Second, because not only do people in affordable areas dream of moving to the 90402, but people living in other areas do too, including the Palisades. So it will not be subject to the declines you see in Inland Empire, Malibu, etc.

I think that RE prices will drop 30-40% in most parts of LA, West LA will drop a more modest 20-30% (higher end of that for the condos), and 90402 will also slow down, it can't go down but it will only go up maybe 5-10% a year until the market bottoms out.

Anonymous said...

While I agree in principle in the direction of the correction, there is an implicit assumption of income deflation in your charts, which
may not be obvious to most people

You project increases in income as a straight line.

This implies a decreasing rate of income growth over time.
In other words, a fixed increase in $ per tear, is a smaller and smaller percentage increase.

This implies that income GROWTH is decreasing.

Your implicit assumption in your projections is that incomes will continue to deflate.

This ignores inflation.

History shows that inflation happens.

WarChestSM said...

"90402 will also slow down, it can't go down but it will only go up maybe 5-10% a year until the market bottoms out."

If it can't go down, then why has this blog been able to show so many examples of 90402 properties cutting prices and languishing on the market.

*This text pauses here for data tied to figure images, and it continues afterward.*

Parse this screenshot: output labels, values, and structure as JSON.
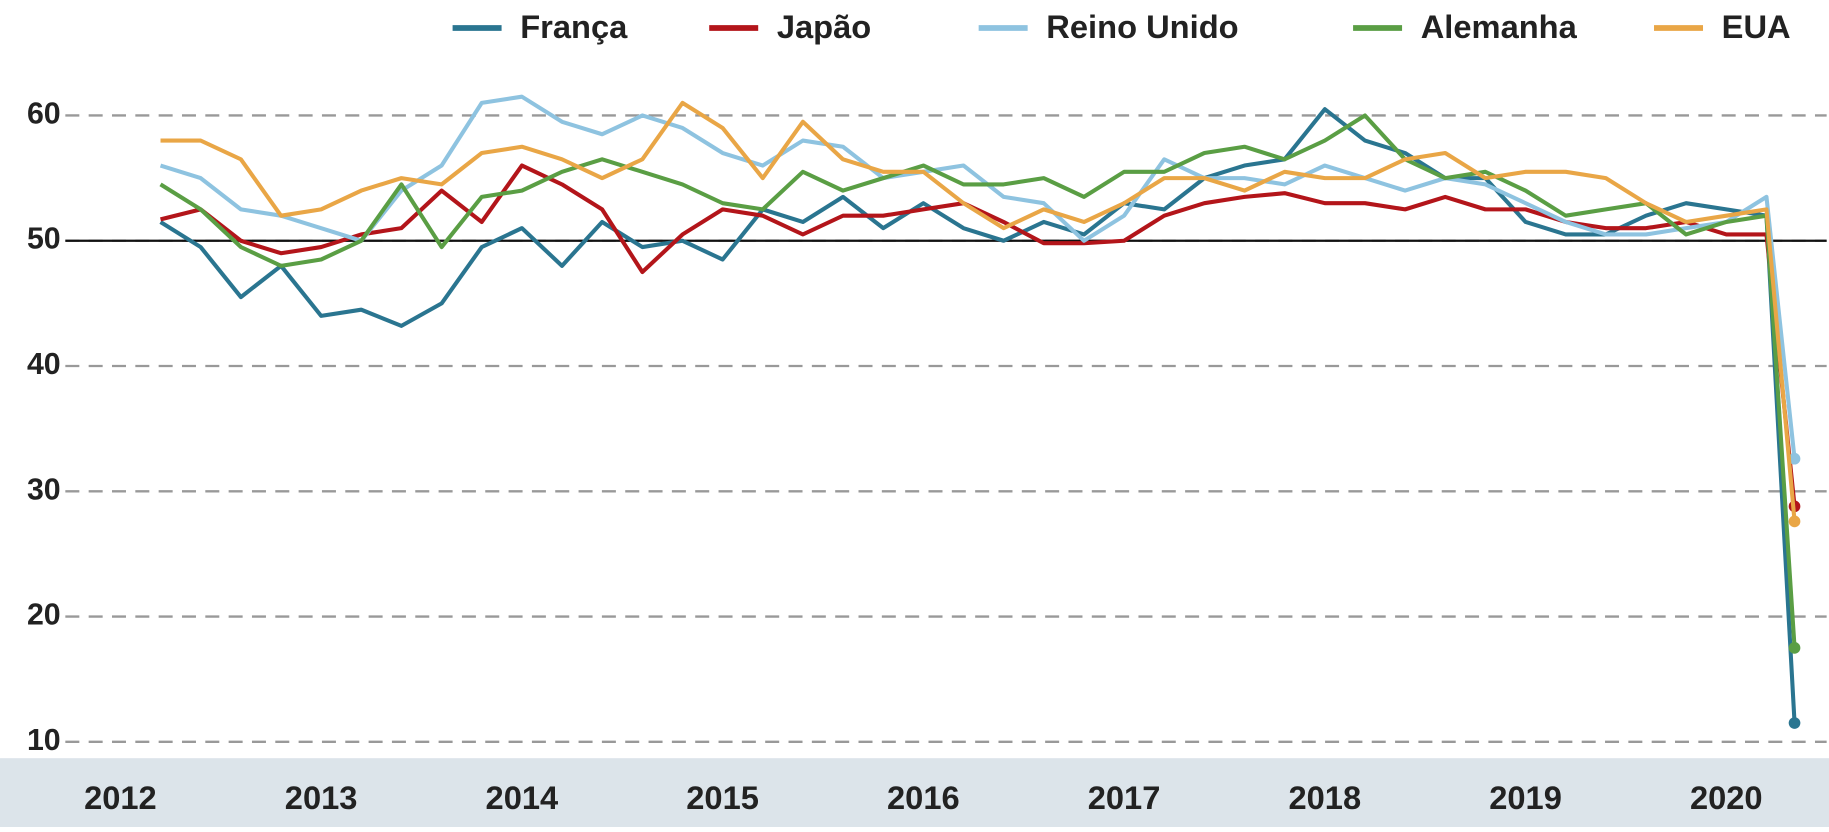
{
  "chart_data": {
    "type": "line",
    "x": [
      2012.2,
      2012.4,
      2012.6,
      2012.8,
      2013.0,
      2013.2,
      2013.4,
      2013.6,
      2013.8,
      2014.0,
      2014.2,
      2014.4,
      2014.6,
      2014.8,
      2015.0,
      2015.2,
      2015.4,
      2015.6,
      2015.8,
      2016.0,
      2016.2,
      2016.4,
      2016.6,
      2016.8,
      2017.0,
      2017.2,
      2017.4,
      2017.6,
      2017.8,
      2018.0,
      2018.2,
      2018.4,
      2018.6,
      2018.8,
      2019.0,
      2019.2,
      2019.4,
      2019.6,
      2019.8,
      2020.0,
      2020.2,
      2020.34
    ],
    "series": [
      {
        "name": "França",
        "color": "#2a7590",
        "values": [
          51.5,
          49.5,
          45.5,
          48,
          44,
          44.5,
          43.2,
          45,
          49.5,
          51,
          48,
          51.5,
          49.5,
          50,
          48.5,
          52.5,
          51.5,
          53.5,
          51,
          53,
          51,
          50,
          51.5,
          50.5,
          53,
          52.5,
          55,
          56,
          56.5,
          60.5,
          58,
          57,
          55,
          55,
          51.5,
          50.5,
          50.5,
          52,
          53,
          52.5,
          52,
          11.5
        ]
      },
      {
        "name": "Japão",
        "color": "#b3151a",
        "values": [
          51.7,
          52.5,
          50,
          49,
          49.5,
          50.5,
          51,
          54,
          51.5,
          56,
          54.5,
          52.5,
          47.5,
          50.5,
          52.5,
          52,
          50.5,
          52,
          52,
          52.5,
          53,
          51.5,
          49.8,
          49.8,
          50,
          52,
          53,
          53.5,
          53.8,
          53,
          53,
          52.5,
          53.5,
          52.5,
          52.5,
          51.5,
          51,
          51,
          51.5,
          50.5,
          50.5,
          28.8
        ]
      },
      {
        "name": "Reino Unido",
        "color": "#8ec3e0",
        "values": [
          56,
          55,
          52.5,
          52,
          51,
          50,
          54,
          56,
          61,
          61.5,
          59.5,
          58.5,
          60,
          59,
          57,
          56,
          58,
          57.5,
          55,
          55.5,
          56,
          53.5,
          53,
          50,
          52,
          56.5,
          55,
          55,
          54.5,
          56,
          55,
          54,
          55,
          54.5,
          53,
          51.5,
          50.5,
          50.5,
          51,
          51.5,
          53.5,
          32.6
        ]
      },
      {
        "name": "Alemanha",
        "color": "#5a9e44",
        "values": [
          54.5,
          52.5,
          49.5,
          48,
          48.5,
          50,
          54.5,
          49.5,
          53.5,
          54,
          55.5,
          56.5,
          55.5,
          54.5,
          53,
          52.5,
          55.5,
          54,
          55,
          56,
          54.5,
          54.5,
          55,
          53.5,
          55.5,
          55.5,
          57,
          57.5,
          56.5,
          58,
          60,
          56.5,
          55,
          55.5,
          54,
          52,
          52.5,
          53,
          50.5,
          51.5,
          52,
          17.5
        ]
      },
      {
        "name": "EUA",
        "color": "#e9a646",
        "values": [
          58,
          58,
          56.5,
          52,
          52.5,
          54,
          55,
          54.5,
          57,
          57.5,
          56.5,
          55,
          56.5,
          61,
          59,
          55,
          59.5,
          56.5,
          55.5,
          55.5,
          53,
          51,
          52.5,
          51.5,
          53,
          55,
          55,
          54,
          55.5,
          55,
          55,
          56.5,
          57,
          55,
          55.5,
          55.5,
          55,
          53,
          51.5,
          52,
          52.5,
          27.6
        ]
      }
    ],
    "xlim": [
      2011.9,
      2020.5
    ],
    "xticks": [
      2012,
      2013,
      2014,
      2015,
      2016,
      2017,
      2018,
      2019,
      2020
    ],
    "ylim": [
      10,
      62
    ],
    "yticks": [
      10,
      20,
      30,
      40,
      50,
      60
    ],
    "reference_line": 50,
    "grid": true,
    "legend": "top"
  }
}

The data seems to suggest that this zip code has already fallen more than a few percent.

The $2.2 million tear downs of yesterday are now marketed as $2.0 million "starter homes".

Anonymous said...

warchest,
You didn't detect even a slight bit of sarcasm in that post based on these comments!?

"First, because the houses in that zip are NORTH of Montana, unlike the houses in other zip codes. Therefore, the economic principles that at first glance seem universal cannot apply. 90402 is not a spreadsheet, it's a dream, one that everybody wants at any cost."

WarChestSM said...

Sorry, I guess I was gullible and took it at face value. It seems early enough in the cycle and there are still enough 90402 "believers" that seeing a comment like that (and having somone actually mean it) would not surprise me.

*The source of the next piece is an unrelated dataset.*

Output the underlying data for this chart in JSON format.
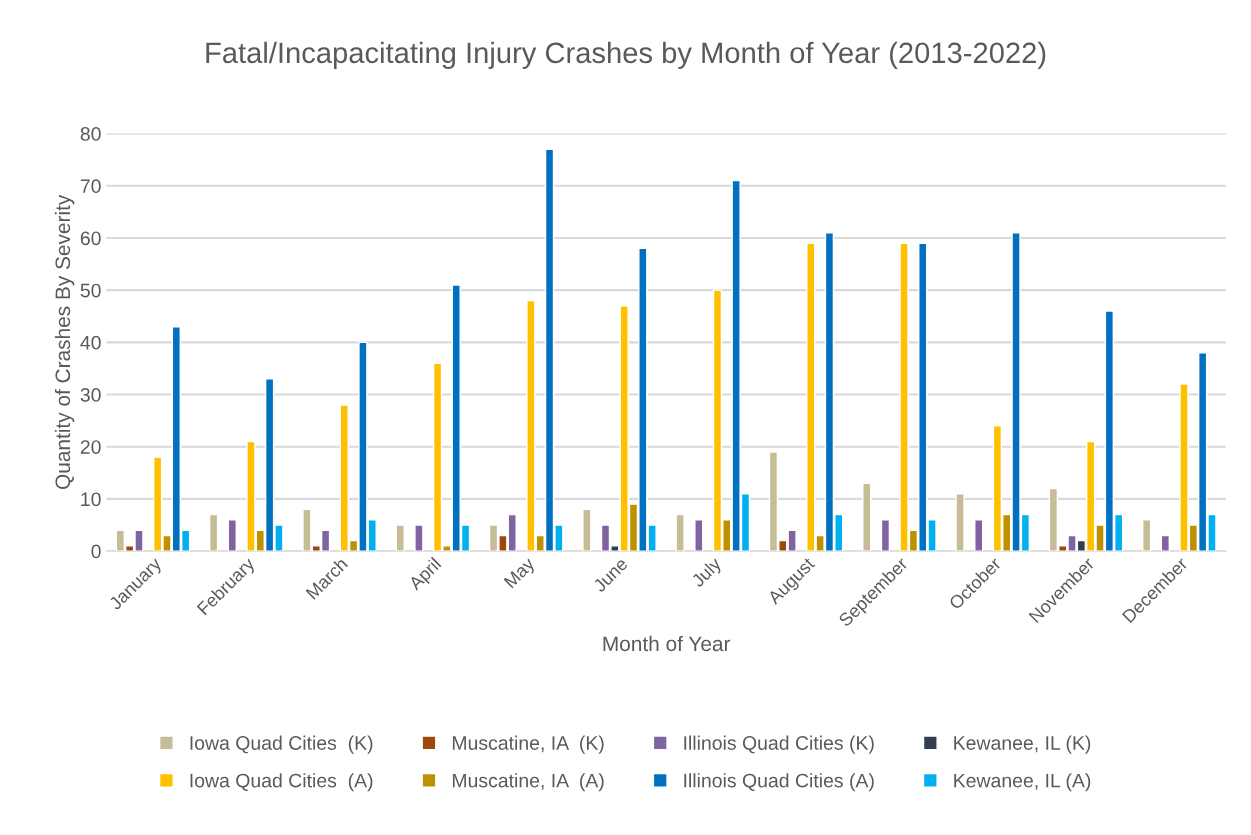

Also, it helps when people choose a name so that they can be identified (there are too many anons to count...)

Anonymous said...

Good point on income growth. We definitely shouldn't project linearly... but also can't use median. If a dozen people move in making $1MM, and a dozen move in that are unemployed, the median doesn't move. Since we're talking about just a couple dozen homes...

For the data:

1980 per capita: 13,149
1990 per capita: 29,150
2000 per capita: 42,874
2005 per capita: 55,218

Source for this is the US census. Sources for other items include the city and Rand.

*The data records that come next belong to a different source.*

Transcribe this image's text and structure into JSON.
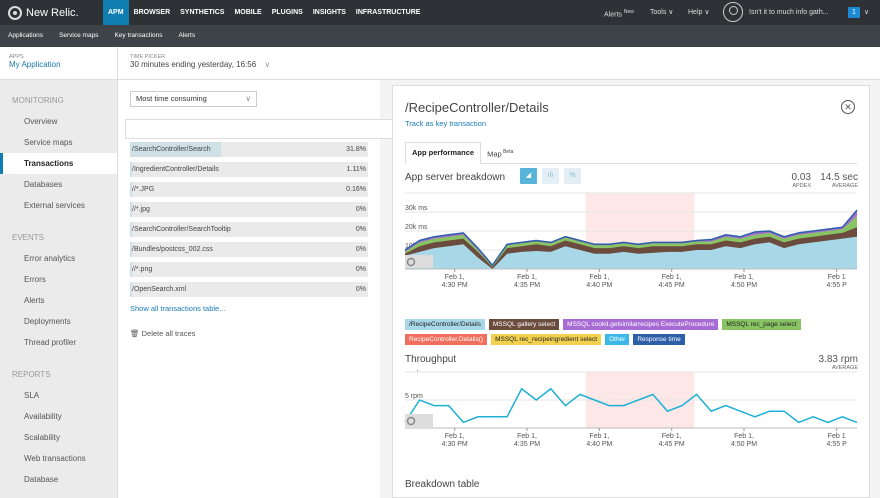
{
  "brand": "New Relic.",
  "mainnav": [
    {
      "label": "APM",
      "active": true
    },
    {
      "label": "BROWSER"
    },
    {
      "label": "SYNTHETICS"
    },
    {
      "label": "MOBILE"
    },
    {
      "label": "PLUGINS"
    },
    {
      "label": "INSIGHTS"
    },
    {
      "label": "INFRASTRUCTURE"
    }
  ],
  "rightnav": {
    "alerts": "Alerts",
    "alerts_badge": "New",
    "tools": "Tools",
    "help": "Help",
    "user": "Isn't it to much info gath...",
    "account_badge": "1"
  },
  "subnav": [
    "Applications",
    "Service maps",
    "Key transactions",
    "Alerts"
  ],
  "app": {
    "label": "APPS",
    "name": "My Application"
  },
  "time_picker": {
    "label": "TIME PICKER",
    "value": "30 minutes ending yesterday, 16:56"
  },
  "sidebar": [
    {
      "section": "MONITORING",
      "items": [
        {
          "label": "Overview"
        },
        {
          "label": "Service maps"
        },
        {
          "label": "Transactions",
          "active": true
        },
        {
          "label": "Databases"
        },
        {
          "label": "External services"
        }
      ]
    },
    {
      "section": "EVENTS",
      "items": [
        {
          "label": "Error analytics"
        },
        {
          "label": "Errors"
        },
        {
          "label": "Alerts"
        },
        {
          "label": "Deployments"
        },
        {
          "label": "Thread profiler"
        }
      ]
    },
    {
      "section": "REPORTS",
      "items": [
        {
          "label": "SLA"
        },
        {
          "label": "Availability"
        },
        {
          "label": "Scalability"
        },
        {
          "label": "Web transactions"
        },
        {
          "label": "Database"
        }
      ]
    }
  ],
  "sort_select": "Most time consuming",
  "transactions": [
    {
      "name": "/RecipeController/Details",
      "pct": "66.9%",
      "value": 66.9,
      "selected": true
    },
    {
      "name": "/SearchController/Search",
      "pct": "31.8%",
      "value": 31.8
    },
    {
      "name": "/IngredientController/Details",
      "pct": "1.11%",
      "value": 1.11
    },
    {
      "name": "//*.JPG",
      "pct": "0.16%",
      "value": 0.16
    },
    {
      "name": "//*.jpg",
      "pct": "0%",
      "value": 0
    },
    {
      "name": "/SearchController/SearchTooltip",
      "pct": "0%",
      "value": 0
    },
    {
      "name": "/Bundles/postcss_002.css",
      "pct": "0%",
      "value": 0
    },
    {
      "name": "//*.png",
      "pct": "0%",
      "value": 0
    },
    {
      "name": "/OpenSearch.xml",
      "pct": "0%",
      "value": 0
    }
  ],
  "show_all": "Show all transactions table...",
  "delete_all": "Delete all traces",
  "detail": {
    "title": "/RecipeController/Details",
    "track": "Track as key transaction",
    "tabs": [
      {
        "label": "App performance",
        "active": true
      },
      {
        "label": "Map",
        "sup": "Beta"
      }
    ],
    "breakdown_title": "App server breakdown",
    "apdex_value": "0.03",
    "apdex_label": "APDEX",
    "avg_value": "14.5 sec",
    "avg_label": "AVERAGE",
    "throughput_title": "Throughput",
    "tp_value": "3.83 rpm",
    "tp_label": "AVERAGE",
    "breakdown_table": "Breakdown table"
  },
  "chart_data": [
    {
      "type": "area",
      "title": "App server breakdown",
      "y_ticks": [
        "40k ms",
        "30k ms",
        "20k ms",
        "10k ms"
      ],
      "ylim": [
        0,
        40000
      ],
      "x_ticks": [
        "Feb 1,\n4:30 PM",
        "Feb 1,\n4:35 PM",
        "Feb 1,\n4:40 PM",
        "Feb 1,\n4:45 PM",
        "Feb 1,\n4:50 PM",
        "Feb 1\n4:55 P"
      ],
      "highlight_range": [
        0.4,
        0.64
      ],
      "x_points": 32,
      "series": [
        {
          "name": "/RecipeController/Details",
          "color": "#a8d8e8",
          "values": [
            7000,
            9000,
            11000,
            12000,
            13000,
            6000,
            0,
            8000,
            9000,
            9500,
            9000,
            12000,
            10000,
            8000,
            8000,
            9000,
            8000,
            8500,
            9000,
            9000,
            10000,
            10000,
            12000,
            11000,
            13000,
            14000,
            11000,
            13000,
            14000,
            15000,
            16000,
            17000
          ]
        },
        {
          "name": "MSSQL gallery select",
          "color": "#6b4b3e",
          "values": [
            8000,
            12000,
            14000,
            15000,
            16000,
            9000,
            1000,
            11000,
            12000,
            13000,
            12000,
            15000,
            13000,
            11000,
            11000,
            12000,
            11000,
            12000,
            12000,
            12000,
            13000,
            13000,
            15000,
            14000,
            16000,
            17000,
            14000,
            16000,
            17000,
            18000,
            19000,
            22000
          ]
        },
        {
          "name": "MSSQL rec_page select",
          "color": "#88c464",
          "values": [
            9000,
            14000,
            16000,
            17000,
            18000,
            10000,
            1500,
            12500,
            13500,
            14500,
            13500,
            16500,
            14500,
            12500,
            12500,
            13500,
            12500,
            13500,
            13500,
            13500,
            14500,
            14500,
            17000,
            16000,
            18000,
            19000,
            16000,
            18000,
            19000,
            20000,
            21000,
            28000
          ]
        },
        {
          "name": "MSSQL cookit.getsimilarrecipes ExecuteProcedure",
          "color": "#a86ad3",
          "values": [
            10000,
            15000,
            17000,
            18000,
            19000,
            11000,
            2000,
            13000,
            14000,
            15000,
            14000,
            17000,
            15000,
            13000,
            13000,
            14000,
            13000,
            14000,
            14000,
            14000,
            15000,
            15500,
            18000,
            17000,
            19500,
            20000,
            17000,
            19000,
            20000,
            21000,
            22000,
            31000
          ]
        }
      ]
    },
    {
      "type": "line",
      "title": "Throughput",
      "y_ticks": [
        "10 rpm",
        "5 rpm"
      ],
      "ylim": [
        0,
        10
      ],
      "x_ticks": [
        "Feb 1,\n4:30 PM",
        "Feb 1,\n4:35 PM",
        "Feb 1,\n4:40 PM",
        "Feb 1,\n4:45 PM",
        "Feb 1,\n4:50 PM",
        "Feb 1\n4:55 P"
      ],
      "highlight_range": [
        0.4,
        0.64
      ],
      "series": [
        {
          "name": "Throughput",
          "color": "#1bb0d4",
          "values": [
            1,
            5,
            4,
            4,
            1,
            2,
            2,
            2,
            7,
            5,
            7,
            4,
            6,
            5,
            4,
            4,
            5,
            6,
            3,
            4,
            6,
            3,
            4,
            3,
            2,
            3,
            3,
            1,
            2,
            1,
            2,
            1
          ]
        }
      ]
    }
  ],
  "legend": [
    {
      "label": "/RecipeController/Details",
      "color": "#a8d8e8"
    },
    {
      "label": "MSSQL gallery select",
      "color": "#6b4b3e",
      "text": "#fff"
    },
    {
      "label": "MSSQL cookit.getsimilarrecipes ExecuteProcedure",
      "color": "#a86ad3",
      "text": "#fff"
    },
    {
      "label": "MSSQL rec_page select",
      "color": "#88c464"
    },
    {
      "label": "RecipeController.Details()",
      "color": "#ef6f5c",
      "text": "#fff"
    },
    {
      "label": "MSSQL rec_recipeingredient select",
      "color": "#f2d14e"
    },
    {
      "label": "Other",
      "color": "#3bb8e8",
      "text": "#fff"
    },
    {
      "label": "Response time",
      "color": "#2d5fa8",
      "text": "#fff"
    }
  ]
}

I buy the increased DOM, Warchest, but would be interested to see some of the sales examples. Some of the ones posted here have shown many homes still going for over (steep) asking prices. I think every year we see tear-downs ebb and flow within some range...

But speaking of languishing... the La Mesa property didn't seem to. Is that a function of an underpriced home ($5.5MM), statistical outlier, strengthening market for certain property types? What do you think?

Anonymous said...

Looks like 704 15th fell out of escrow.